The murmur at the upper right sternal edge was certainly impressive, but now we want to go back and tune in, tune in on the heart sounds. We really have to concentrate, because the murmur was very intense. Let us listen for the heart sounds. Let us again have our timing device, that is, the carotid vessel, and all of us listen together at the upper right sternal edge, focusing and tuning in on the heart sounds.
Ejection sound
Let us review the acoustic events at the upper right sternal edge. Following S1 there is an ejection sound. An ejection sound may arise from either a pliable, congenitally deformed semilunar valve or in association with a dilated great vessel. The fact that this ejection sound is heard at the upper right sternal edge makes it most likely aortic in origin. In contrast, to pulmonary ejection sounds, aortic ejection sounds do not show respiratory variation.
The ejection sound is followed by a systolic long, late peaking, crescendo-decrescendo murmur. The long length of the murmur is consistent with significant stenosis, as there is a gradient and hence, turbulence throughout most of systole.
Murmur
The ejection sound is followed by a systolic, long, late-peaking, crescendo-decrescendo murmur. The long length of the murmur is consistent with significant stenosis, as there is a gradient and, hence, turbulence throughout most of systole.
URSE sounds remedial
Let us interpret together the heart sounds at the upper right sternal edge. We will again use the diaphragm of the stethoscope, we’ll again use the carotid vessel as the timing device, and really concentrate on heart sounds.
The murmur is so impressive at the upper right sternal edge, it is truly difficult to define subtle heart sounds. We did hear the first sound and the second heart sound with the systolic murmur in between. But if we really concentrated, we could also hear an additional sound, and that sound occurred just after the first heart sound, and it is called an ejection sound.
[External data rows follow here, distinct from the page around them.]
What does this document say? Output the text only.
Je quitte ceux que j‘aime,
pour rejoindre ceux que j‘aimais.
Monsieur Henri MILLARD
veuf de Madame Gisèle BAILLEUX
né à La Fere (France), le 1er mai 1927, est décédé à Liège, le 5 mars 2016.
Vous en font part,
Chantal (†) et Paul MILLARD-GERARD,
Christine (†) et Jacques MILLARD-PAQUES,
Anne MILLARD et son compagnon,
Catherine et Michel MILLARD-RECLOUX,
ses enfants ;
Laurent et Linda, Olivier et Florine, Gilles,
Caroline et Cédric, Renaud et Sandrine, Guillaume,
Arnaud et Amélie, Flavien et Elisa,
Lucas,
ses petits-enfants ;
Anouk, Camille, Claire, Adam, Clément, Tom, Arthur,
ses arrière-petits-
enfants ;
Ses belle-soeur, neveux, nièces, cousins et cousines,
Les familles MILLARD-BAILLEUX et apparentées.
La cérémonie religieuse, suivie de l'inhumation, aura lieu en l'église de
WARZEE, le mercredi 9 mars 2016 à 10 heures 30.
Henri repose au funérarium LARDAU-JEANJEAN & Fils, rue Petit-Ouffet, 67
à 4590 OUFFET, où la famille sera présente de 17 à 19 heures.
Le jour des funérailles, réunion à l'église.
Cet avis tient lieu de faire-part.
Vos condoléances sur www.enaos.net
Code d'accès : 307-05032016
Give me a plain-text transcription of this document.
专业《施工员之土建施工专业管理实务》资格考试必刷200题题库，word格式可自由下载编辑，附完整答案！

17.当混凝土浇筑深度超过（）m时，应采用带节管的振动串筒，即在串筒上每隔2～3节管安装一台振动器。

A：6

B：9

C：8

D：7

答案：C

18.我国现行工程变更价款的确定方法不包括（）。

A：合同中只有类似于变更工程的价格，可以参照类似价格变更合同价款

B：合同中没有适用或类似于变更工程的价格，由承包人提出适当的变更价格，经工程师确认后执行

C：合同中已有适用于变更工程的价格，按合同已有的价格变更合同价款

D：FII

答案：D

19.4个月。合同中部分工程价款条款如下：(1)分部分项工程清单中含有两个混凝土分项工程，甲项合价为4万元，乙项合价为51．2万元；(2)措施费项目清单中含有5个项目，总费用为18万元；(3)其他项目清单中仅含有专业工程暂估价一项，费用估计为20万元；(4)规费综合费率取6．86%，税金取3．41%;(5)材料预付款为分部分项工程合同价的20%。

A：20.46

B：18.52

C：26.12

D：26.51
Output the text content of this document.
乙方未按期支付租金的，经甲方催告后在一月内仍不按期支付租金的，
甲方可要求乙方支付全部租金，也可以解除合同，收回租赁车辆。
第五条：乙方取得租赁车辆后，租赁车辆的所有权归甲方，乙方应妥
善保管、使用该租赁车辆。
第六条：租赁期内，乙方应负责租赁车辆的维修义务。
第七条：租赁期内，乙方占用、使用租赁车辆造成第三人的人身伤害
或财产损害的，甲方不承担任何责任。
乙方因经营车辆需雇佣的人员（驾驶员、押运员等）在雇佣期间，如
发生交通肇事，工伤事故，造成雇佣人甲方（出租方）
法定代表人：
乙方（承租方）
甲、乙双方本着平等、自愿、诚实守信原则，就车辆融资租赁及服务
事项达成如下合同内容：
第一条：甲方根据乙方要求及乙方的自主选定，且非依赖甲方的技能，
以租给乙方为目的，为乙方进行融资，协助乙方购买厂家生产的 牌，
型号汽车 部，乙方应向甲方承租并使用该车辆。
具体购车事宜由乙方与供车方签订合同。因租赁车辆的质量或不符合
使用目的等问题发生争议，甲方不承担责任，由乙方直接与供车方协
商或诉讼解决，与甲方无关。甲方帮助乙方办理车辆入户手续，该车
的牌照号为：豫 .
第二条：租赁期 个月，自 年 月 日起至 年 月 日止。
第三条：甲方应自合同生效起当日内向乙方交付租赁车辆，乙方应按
It has a clicking, high-frequency quality and it is tough to hear, because it occurs just as the murmur begins. It is tought to dissociate it from the murmur, but nonetheless, it was there, and what does it tell us? It tells us something is happening in the area of the aortic outflow. One of two things specifically, and that is: is there disease of the valve where that valve is popping up into a dome-type position in the aortic outflow tract at the level of the valve? Or, is it possible there are vibrations in the great vessel that is coming out of the left side, that is, the aorta?